「Tokyo」のつづりこそローマ字最大の英語従属精神では?

(2023/06/02) (現カナ)

 ツイッター社が一か月ログインしないアカウントは消すという真偽不明の情報が流れて以来、ツイッターの更新をまた始めました。雑誌記事の要約をローマ字にして書くにはツイッターの制限長はちょうど良く、ローマ字ブログよりは長続きしそうです。また、読む方も280文字はちょうど良い長さです。
 さて、ログインのついでに、ローマ字関係の話題をツイッター内で探すのですが、相変わらず、関心事は「訓令式」VS「ヘボン式」で、しかも漢字仮名交じり文で議論するという明治以来何も変わっていない状況です。
 良く言われるのが、ヘボン式は英語従属精神の現れであるということです。確かに間違っていないのですが、私の考えでは、「Tokyo」というつづりを受け入れる精神こそ、最大の英語従属精神です。訓令式の「Huzi」もヘボン式の「Fuji」も「フジ」であることに変わりなく、日本語は壊されていません。ところが、「Tokyo」は普通に読めば「トキョ」です。英語では「o」には「オ」と「オー」の両方の読み方があるから、日本人は、「Tokyo」を見て「トキョ」「トーキョ」「トキョー」「トーキョー」の選択肢から「トーキョー」を選ぶことを無理強いされているわけです。これこそ日本語を壊しています。

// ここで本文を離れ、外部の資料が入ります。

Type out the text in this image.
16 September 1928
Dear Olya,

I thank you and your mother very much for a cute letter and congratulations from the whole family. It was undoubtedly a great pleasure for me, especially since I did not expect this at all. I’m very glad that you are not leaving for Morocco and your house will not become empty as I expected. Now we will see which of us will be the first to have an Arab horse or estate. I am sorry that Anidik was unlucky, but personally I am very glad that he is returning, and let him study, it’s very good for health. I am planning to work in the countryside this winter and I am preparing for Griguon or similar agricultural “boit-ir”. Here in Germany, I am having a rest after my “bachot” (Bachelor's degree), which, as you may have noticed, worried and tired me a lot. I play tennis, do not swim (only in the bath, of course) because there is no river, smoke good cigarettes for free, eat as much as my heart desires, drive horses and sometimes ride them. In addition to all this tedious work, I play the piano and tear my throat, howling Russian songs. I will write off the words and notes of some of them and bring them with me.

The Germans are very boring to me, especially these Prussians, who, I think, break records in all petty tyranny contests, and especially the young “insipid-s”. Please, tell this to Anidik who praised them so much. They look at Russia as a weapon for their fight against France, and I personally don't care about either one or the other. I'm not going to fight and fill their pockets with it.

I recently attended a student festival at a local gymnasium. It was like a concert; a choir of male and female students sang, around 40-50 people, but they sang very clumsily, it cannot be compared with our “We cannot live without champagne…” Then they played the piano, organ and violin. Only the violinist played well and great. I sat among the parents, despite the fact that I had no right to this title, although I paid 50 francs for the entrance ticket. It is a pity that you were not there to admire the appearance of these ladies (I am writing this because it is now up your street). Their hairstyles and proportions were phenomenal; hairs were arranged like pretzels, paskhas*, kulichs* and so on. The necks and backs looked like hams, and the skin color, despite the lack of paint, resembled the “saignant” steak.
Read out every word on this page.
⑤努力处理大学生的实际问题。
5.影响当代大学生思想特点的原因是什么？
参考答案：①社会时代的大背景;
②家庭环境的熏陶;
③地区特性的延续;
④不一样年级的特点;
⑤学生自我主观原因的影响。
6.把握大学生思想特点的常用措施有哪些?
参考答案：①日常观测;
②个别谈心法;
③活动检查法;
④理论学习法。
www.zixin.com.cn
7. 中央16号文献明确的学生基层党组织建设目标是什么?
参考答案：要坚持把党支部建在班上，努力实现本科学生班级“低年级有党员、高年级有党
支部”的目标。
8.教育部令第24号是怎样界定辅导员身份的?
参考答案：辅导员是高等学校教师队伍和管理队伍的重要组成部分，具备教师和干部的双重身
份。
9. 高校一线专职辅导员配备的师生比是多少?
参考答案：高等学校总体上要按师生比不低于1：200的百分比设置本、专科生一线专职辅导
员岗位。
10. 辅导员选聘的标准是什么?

 それに対して、「Tokyo」は正式には「Tôkyô」か「Tōkyō」なのだから、問題がないと、「漢字仮名交じり文」で反論が来ますが、あまり説得力がありません。ローマ字で「ô」や「ō」をタイプするのがどれだけ大変なことか、好事家が個人的に入力方法をカスタマイズすれば済むわけでなく、初心者がどこでも簡単にタイプできるようにならなければ意味がありません。それ以前に「ô」や「ō」はパスポートで使えないという現実の前では、今までの苦労が吹き飛んでしまいます。
 となると、「Tôkyô」は「Tookyoo」か「Toukyou」とつづるべきで、どちらが良いかというと、現代仮名遣いと一対一の対応関係にある「Toukyou」のほうでしょう。今更、ローマ字と仮名遣いで二重規範になるのは教育コストの無駄です。これを言い出すと「ou」はフランス語では「ウー」になるから避けるべきと反論が来ますが、それを言い出したら「oo」のほうこそ英語で「ウー」になります。「ou」だけに目くじらを立てるのは、当事者も気づいていない別のコンプレックスがあるのは知っていますが、深追いはしますまい。
 子供の絵本は、現代仮名遣いの平仮名で書かれています。日本人は、平仮名だけでも文章を読み取る教育を受けています。ローマ字のつづりは現代仮名遣いをそのまま置き換えるだけで十分です。「ô」や「ō」を正しく使いこなすには、新しく長音の教育が必要になり、しかもアメリカ人から無神経にも「^」等は取り除かれてしまいます。これが「ou」であれば、いかに無神経なアメリカ人でも「u」を取り除くことはしないでしょう。